Priscilla's acceptance of this apology took Amy by surprise. She dropped her head on her visitor's shoulder—as Priscilla was tall and Amy was short, this was a feat requiring considerable dexterity—and burst into tears.
CHAPTER VII
THE FRIENDLY TERRACE ORPHANAGE
Priscilla's engagement, instead of interrupting her intimacy with her chums on Friendly Terrace, seemed to intensify it. Up to the night that she had walked with Horace in the park, and he had claimed her on the score of an affection dating back to Babylon, Priscilla had rather enjoyed informing Peggy and others that she would be unable to join in their plans for the evening, as she was expecting a caller. But now all this was changed. Instead, when Horace called up to suggest coming out, he was very likely to hear that his sweetheart of Babylonian days had an imperative engagement with Peggy, or Ruth, or Amy, or more probably with all three.
It was after an evening spent at a moving picture house that Peggy made a suggestion destined to have more momentous results than she dreamed.
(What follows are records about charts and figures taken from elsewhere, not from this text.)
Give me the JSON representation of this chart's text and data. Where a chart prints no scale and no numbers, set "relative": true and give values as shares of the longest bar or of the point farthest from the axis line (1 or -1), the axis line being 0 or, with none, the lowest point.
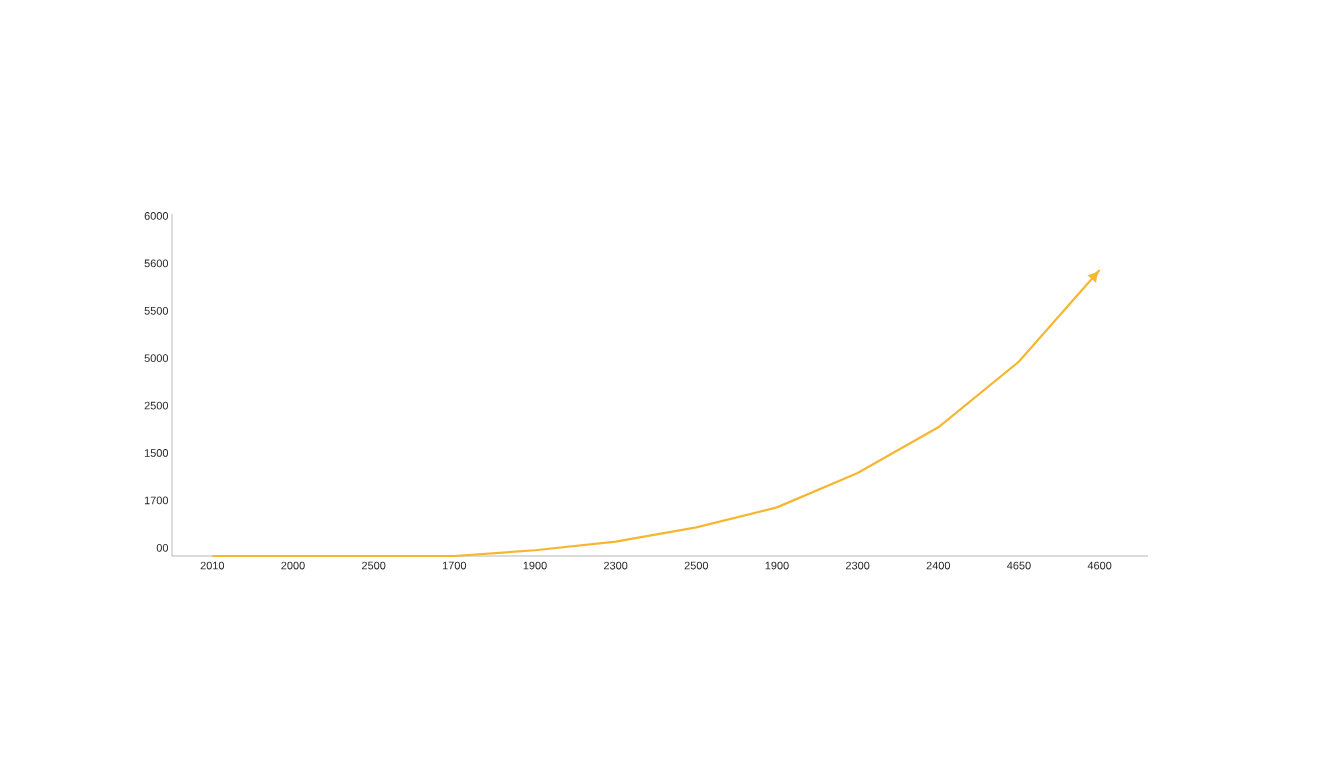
{
  "chart_data": {
    "type": "line",
    "relative": true,
    "categories": [
      "2010",
      "2000",
      "2500",
      "1700",
      "1900",
      "2300",
      "2500",
      "1900",
      "2300",
      "2400",
      "4650",
      "4600"
    ],
    "series": [
      {
        "color": "#f5b731",
        "values": [
          0.0,
          0.0,
          0.0,
          0.0,
          0.02,
          0.05,
          0.1,
          0.17,
          0.29,
          0.45,
          0.68,
          1
        ]
      }
    ],
    "annotations": [
      "6000",
      "5600",
      "5500",
      "5000",
      "2500",
      "1500",
      "1700",
      "00"
    ],
    "grid": false,
    "marker": "none",
    "line_style": "solid"
  }
}
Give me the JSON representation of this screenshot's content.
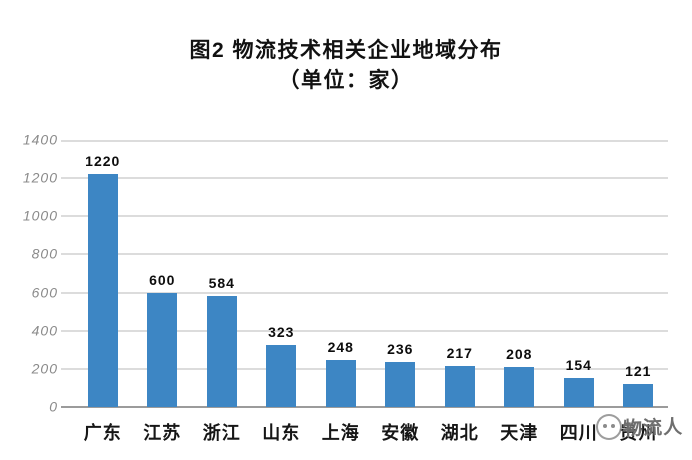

They had gone early to avoid the crowd which a popular film is likely to draw even in the warmest weather, and at nine o'clock they were occupying chairs on Peggy's porch, and discussing the heat. "How about ice cream?" inquired Amy, fanning herself with a magazine some one had left in the hammock.
Before any one could answer, Peggy had interposed with her astonishing suggestion. "Girls, I move we adopt a French orphan."
Amy forgot her interest in ice cream. "A French orphan," she gasped, "What for?"
"Well, there are plenty of reasons from the orphan's standpoint, and several from ours, it seems to me. Do you know we're getting extravagant."
"Oh, Peggy," Ruth reproached her. "Why, as far as clothes go, I never got along with so few in my life."